The acute bronchodilator responsiveness in patients with COPD has not been characterized rigorously in large cohorts. This is because determination of the response to a bronchodilator is influenced by physiological and methodological factors, including differences in baseline degree of airflow obstruction, diurnal and day-to-day variability in bronchomotor tone, dose and class of inhaled bronchodilator therapy, method of bronchodilator administration e.g. metered-dose inhaler with or without a spacer or solution nebuliser), dose of bronchodilator, and timing of post-bronchodilator spirometry. These responses may also be confounded by the presence of specific mast cell subtypes which may alter the response to bronchodilators (94).

We and others have previously described the potential involvement of mast cells in the pathogenesis of lung diseases including COPD (87–89). Mast cells are thought to contribute to bronchoconstriction, mucus secretion, mucosal edema, bronchial hyperreactivity (BHR), inflammation, angiogenesis and airway remodelling in asthma (90–93). In particular, an increase in the number of airway smooth muscle (ASM) layer mast cells has been suggested to be related to asthmatic BHR (94). Bronchodilator responsiveness (BDR) has been shown to be related to BHR (95) and is probably based on similar underlying mechanisms. In addition, we demonstrated in an in vitro study that cigarette smoke medium CSM) stimulated the release of chemokines from mast cells in a noncytotoxic manner but did not induce mast cell degranulation (88).

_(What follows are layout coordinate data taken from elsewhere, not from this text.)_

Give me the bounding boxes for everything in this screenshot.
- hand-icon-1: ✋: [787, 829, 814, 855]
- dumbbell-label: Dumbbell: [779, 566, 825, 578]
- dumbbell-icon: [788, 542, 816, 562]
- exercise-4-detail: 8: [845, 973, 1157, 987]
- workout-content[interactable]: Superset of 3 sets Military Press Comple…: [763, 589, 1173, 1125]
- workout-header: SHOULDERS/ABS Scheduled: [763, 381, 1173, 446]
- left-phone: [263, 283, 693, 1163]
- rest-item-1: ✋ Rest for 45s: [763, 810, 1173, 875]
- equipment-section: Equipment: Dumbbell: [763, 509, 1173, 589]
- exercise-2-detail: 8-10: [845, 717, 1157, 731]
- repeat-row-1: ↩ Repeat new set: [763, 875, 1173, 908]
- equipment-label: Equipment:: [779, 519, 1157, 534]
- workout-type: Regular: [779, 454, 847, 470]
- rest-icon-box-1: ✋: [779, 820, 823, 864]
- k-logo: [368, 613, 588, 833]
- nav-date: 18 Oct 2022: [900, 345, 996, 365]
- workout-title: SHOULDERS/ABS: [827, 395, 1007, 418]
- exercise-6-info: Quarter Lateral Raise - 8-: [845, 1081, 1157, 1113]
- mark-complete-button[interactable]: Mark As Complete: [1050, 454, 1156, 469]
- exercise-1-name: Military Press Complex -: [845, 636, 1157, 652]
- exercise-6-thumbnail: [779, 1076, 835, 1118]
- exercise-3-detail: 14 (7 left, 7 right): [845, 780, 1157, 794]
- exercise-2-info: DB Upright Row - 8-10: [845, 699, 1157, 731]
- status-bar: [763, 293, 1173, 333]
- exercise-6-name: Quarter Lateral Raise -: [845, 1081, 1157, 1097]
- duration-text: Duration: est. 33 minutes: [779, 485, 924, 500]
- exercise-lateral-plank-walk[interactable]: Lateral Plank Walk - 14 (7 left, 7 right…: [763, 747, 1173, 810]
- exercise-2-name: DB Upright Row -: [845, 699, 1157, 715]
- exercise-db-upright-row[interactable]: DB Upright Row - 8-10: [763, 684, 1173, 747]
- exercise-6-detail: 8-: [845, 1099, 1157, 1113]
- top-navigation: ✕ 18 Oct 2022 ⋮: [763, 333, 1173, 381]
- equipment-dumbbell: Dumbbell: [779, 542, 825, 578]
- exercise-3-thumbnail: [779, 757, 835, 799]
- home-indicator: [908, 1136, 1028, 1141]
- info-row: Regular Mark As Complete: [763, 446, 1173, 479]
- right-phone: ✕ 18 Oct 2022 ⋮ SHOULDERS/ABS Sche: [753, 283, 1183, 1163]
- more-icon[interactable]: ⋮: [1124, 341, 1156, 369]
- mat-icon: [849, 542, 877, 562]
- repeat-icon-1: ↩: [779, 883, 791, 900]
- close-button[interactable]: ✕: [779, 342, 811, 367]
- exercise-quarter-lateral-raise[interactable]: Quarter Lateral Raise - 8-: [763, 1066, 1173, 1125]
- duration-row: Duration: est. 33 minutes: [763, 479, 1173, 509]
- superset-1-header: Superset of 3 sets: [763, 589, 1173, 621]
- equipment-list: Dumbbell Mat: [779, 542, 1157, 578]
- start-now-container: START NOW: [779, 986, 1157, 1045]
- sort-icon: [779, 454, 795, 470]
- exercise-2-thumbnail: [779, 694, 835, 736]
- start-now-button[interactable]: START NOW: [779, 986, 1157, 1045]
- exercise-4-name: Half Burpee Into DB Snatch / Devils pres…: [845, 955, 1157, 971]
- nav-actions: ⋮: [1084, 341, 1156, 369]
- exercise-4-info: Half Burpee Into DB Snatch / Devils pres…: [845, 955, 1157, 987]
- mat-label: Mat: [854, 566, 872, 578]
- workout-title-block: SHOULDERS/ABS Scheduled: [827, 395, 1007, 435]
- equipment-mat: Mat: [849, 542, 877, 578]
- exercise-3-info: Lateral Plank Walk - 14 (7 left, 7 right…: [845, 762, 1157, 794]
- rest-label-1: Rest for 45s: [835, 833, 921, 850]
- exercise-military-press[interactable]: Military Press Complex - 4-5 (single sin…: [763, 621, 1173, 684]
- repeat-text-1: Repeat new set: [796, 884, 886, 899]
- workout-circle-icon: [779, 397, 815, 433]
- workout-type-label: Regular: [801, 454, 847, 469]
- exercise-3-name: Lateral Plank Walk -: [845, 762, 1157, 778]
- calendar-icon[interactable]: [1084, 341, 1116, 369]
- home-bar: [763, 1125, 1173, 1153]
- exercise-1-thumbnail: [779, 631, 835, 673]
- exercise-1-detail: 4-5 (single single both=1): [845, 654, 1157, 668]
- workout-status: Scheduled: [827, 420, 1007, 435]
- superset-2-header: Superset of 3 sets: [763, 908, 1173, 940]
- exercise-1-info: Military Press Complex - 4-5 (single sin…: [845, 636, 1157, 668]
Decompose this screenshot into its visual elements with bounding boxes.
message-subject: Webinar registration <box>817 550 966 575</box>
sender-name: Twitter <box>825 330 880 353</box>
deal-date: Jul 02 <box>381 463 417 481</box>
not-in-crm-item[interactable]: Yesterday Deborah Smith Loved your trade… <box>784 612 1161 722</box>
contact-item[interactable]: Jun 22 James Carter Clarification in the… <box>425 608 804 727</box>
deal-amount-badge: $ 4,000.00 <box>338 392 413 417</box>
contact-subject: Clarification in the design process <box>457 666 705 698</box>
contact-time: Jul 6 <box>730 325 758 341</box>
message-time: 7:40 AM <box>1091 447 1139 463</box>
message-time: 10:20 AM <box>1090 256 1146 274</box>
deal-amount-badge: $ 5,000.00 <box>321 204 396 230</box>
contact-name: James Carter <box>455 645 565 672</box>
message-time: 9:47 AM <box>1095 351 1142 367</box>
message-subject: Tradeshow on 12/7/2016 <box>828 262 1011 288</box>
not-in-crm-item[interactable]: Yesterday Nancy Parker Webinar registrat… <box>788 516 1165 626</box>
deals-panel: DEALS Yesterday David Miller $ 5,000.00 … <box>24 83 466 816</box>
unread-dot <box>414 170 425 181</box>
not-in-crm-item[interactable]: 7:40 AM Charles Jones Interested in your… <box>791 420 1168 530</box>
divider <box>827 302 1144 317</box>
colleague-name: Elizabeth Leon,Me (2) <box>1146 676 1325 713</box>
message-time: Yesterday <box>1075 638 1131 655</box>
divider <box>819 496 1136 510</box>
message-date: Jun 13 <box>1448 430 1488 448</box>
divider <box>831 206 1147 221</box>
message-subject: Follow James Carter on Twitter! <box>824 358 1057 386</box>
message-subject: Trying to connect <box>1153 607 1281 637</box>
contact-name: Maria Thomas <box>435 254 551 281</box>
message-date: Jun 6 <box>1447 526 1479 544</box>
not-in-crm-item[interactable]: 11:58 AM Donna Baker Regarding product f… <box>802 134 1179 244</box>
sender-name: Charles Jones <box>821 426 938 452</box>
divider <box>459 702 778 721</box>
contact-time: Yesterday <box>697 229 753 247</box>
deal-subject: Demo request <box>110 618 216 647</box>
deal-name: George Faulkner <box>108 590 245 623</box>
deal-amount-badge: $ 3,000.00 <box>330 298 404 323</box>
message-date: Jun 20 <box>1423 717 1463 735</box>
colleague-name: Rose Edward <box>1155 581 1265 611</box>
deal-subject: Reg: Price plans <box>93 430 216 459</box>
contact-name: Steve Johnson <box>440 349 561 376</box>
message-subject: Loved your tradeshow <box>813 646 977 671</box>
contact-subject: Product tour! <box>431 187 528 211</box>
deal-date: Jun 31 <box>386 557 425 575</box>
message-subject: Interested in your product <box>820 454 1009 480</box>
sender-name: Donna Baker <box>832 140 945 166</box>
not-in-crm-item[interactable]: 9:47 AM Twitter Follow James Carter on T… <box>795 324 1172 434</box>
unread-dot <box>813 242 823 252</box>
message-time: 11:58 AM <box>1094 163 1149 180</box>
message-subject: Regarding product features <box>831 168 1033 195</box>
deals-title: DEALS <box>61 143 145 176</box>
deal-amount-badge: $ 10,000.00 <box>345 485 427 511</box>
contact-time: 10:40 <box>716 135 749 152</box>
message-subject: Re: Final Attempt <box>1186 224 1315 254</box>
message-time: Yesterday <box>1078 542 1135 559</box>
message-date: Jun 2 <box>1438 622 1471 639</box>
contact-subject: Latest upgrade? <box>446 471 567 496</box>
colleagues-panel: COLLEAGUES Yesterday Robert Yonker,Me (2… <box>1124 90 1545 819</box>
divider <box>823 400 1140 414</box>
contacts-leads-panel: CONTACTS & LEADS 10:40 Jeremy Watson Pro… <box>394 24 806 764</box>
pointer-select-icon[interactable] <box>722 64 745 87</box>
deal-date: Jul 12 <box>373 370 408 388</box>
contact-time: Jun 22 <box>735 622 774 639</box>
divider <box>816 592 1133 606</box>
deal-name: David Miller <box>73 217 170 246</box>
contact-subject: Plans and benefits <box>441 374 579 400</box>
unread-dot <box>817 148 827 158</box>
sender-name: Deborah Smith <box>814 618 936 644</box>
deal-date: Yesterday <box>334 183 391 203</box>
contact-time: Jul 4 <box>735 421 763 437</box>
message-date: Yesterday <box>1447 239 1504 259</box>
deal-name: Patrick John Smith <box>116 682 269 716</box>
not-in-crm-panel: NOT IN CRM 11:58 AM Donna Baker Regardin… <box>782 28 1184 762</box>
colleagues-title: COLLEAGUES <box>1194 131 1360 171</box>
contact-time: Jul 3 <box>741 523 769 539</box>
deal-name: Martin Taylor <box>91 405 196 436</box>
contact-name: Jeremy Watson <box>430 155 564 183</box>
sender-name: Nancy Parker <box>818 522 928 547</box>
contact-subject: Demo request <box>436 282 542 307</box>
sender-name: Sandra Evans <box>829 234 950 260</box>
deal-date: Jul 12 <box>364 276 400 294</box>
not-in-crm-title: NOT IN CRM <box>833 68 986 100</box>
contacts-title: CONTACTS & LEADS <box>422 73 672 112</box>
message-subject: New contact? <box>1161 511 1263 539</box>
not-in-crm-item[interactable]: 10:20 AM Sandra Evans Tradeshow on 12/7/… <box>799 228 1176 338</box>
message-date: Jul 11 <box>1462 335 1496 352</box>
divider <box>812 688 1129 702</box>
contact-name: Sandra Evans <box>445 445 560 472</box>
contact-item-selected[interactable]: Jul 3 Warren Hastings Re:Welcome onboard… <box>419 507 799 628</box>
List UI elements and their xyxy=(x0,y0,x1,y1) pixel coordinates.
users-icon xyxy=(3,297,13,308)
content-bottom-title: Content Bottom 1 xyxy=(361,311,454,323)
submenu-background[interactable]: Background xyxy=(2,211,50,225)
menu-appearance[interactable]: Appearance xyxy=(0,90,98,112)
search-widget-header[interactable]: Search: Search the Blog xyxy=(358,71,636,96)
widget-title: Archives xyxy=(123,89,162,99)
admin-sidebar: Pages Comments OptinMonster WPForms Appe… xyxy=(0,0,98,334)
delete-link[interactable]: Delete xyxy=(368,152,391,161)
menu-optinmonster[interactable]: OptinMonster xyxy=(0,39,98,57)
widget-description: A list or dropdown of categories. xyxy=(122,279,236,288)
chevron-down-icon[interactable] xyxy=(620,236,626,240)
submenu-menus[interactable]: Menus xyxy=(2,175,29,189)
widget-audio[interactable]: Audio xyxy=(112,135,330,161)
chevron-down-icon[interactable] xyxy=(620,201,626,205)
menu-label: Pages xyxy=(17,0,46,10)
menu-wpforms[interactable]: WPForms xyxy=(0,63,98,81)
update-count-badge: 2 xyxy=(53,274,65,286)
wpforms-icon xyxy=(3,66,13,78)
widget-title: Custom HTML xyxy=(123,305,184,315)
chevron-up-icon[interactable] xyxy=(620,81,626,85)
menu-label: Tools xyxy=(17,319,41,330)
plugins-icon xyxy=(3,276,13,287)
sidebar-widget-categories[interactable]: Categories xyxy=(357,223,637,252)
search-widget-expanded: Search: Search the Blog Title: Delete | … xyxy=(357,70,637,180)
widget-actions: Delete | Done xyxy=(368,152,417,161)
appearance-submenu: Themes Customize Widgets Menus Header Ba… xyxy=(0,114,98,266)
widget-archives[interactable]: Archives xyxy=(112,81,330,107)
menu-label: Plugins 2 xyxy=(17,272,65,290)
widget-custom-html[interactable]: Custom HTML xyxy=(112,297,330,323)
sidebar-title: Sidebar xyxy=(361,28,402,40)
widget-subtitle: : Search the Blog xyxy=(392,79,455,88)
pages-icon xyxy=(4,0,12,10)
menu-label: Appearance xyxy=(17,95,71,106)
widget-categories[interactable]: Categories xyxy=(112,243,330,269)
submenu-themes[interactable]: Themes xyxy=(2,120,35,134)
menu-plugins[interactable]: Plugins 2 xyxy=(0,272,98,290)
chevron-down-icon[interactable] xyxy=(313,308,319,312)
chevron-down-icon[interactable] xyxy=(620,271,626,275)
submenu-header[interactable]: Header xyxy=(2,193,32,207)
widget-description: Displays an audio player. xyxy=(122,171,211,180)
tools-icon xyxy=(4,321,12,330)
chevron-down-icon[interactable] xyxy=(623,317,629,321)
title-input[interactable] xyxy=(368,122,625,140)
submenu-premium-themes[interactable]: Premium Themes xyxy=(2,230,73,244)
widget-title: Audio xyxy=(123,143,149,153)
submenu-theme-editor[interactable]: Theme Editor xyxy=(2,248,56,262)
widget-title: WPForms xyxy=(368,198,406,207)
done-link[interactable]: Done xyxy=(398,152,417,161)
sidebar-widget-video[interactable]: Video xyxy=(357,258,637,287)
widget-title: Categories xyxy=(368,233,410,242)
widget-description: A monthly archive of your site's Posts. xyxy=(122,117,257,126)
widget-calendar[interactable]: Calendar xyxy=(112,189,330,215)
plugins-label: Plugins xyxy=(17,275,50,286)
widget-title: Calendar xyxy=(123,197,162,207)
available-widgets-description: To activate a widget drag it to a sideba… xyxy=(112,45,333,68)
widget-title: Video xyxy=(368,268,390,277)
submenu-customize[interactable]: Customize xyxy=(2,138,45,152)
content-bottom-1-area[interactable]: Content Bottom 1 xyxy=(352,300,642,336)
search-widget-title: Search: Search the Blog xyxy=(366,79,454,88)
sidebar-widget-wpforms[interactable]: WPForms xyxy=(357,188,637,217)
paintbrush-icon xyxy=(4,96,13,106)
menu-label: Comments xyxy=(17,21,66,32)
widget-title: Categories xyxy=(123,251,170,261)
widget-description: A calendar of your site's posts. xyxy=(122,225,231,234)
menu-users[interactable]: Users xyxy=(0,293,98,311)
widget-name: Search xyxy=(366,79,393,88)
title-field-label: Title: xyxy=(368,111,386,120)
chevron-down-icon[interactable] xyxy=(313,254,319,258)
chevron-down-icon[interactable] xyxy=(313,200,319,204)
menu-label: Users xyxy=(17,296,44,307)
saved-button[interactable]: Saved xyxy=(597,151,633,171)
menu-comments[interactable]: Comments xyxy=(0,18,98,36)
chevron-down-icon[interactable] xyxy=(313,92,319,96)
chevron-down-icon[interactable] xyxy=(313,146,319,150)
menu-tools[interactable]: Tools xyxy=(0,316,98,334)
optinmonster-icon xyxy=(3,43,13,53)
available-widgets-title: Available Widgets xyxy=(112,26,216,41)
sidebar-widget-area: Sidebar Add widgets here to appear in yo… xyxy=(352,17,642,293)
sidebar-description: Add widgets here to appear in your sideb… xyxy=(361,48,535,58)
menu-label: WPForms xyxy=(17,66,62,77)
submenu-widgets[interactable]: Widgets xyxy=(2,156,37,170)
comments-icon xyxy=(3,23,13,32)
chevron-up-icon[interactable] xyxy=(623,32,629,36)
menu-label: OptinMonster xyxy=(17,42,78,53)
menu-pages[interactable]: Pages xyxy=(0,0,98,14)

It is generally held that, by definition, airway obstruction in COPD is irreversible. However, significant BDR is in fact present in a large subgroup of patients with COPD, although they are mainly screened out from therapeutic studies (96, 97). Some investigators have suggested that this BDR feature in COPD is related to “asthma-like” pathology, i.e. an overlap syndrome (98, 99)). A substantial number of COPD subjects have been shown to have BHR (100, 101) with a significant correlation between BDR and BHR (102). Recently, it has been shown that in COPD subjects without BDR, there was a positive relationship between mast cell density and better airway function (89). In this regard we were not able to rule out the role of eosinophils in BDR reaction since it has been shown that high sputum eosinophil count did identify a subgroup of patients with COPD who respond to inhaled corticosteroids in terms of lung function.

In summary, despite the heterogeneity across the selected studies, exposure to solid fuel smoke is consistently associated with COPD and chronic bronchitis. Women using biomass fuel for cooking typically spend about 40,000 hours and inhale a total volume of 25 million litres of polluted air during their lifetime (57). A recent meta-analysis has reported that the odds of COPD in biomass smoke exposed individuals is of a similar magnitude to that reported between tobacco smoking and COPD (57). The limited evidence available to date suggests that the pathology of biomass-induced and cigarette smoke-induced COPD are the same. This suggests that the prognosis and response to inhaled β2-agonists and combination therapy should be similar in these groups of patients. We await the development of better anti-inflammatory treatments for COPD in order to prevent the inexorable progression of disease seen in these patients.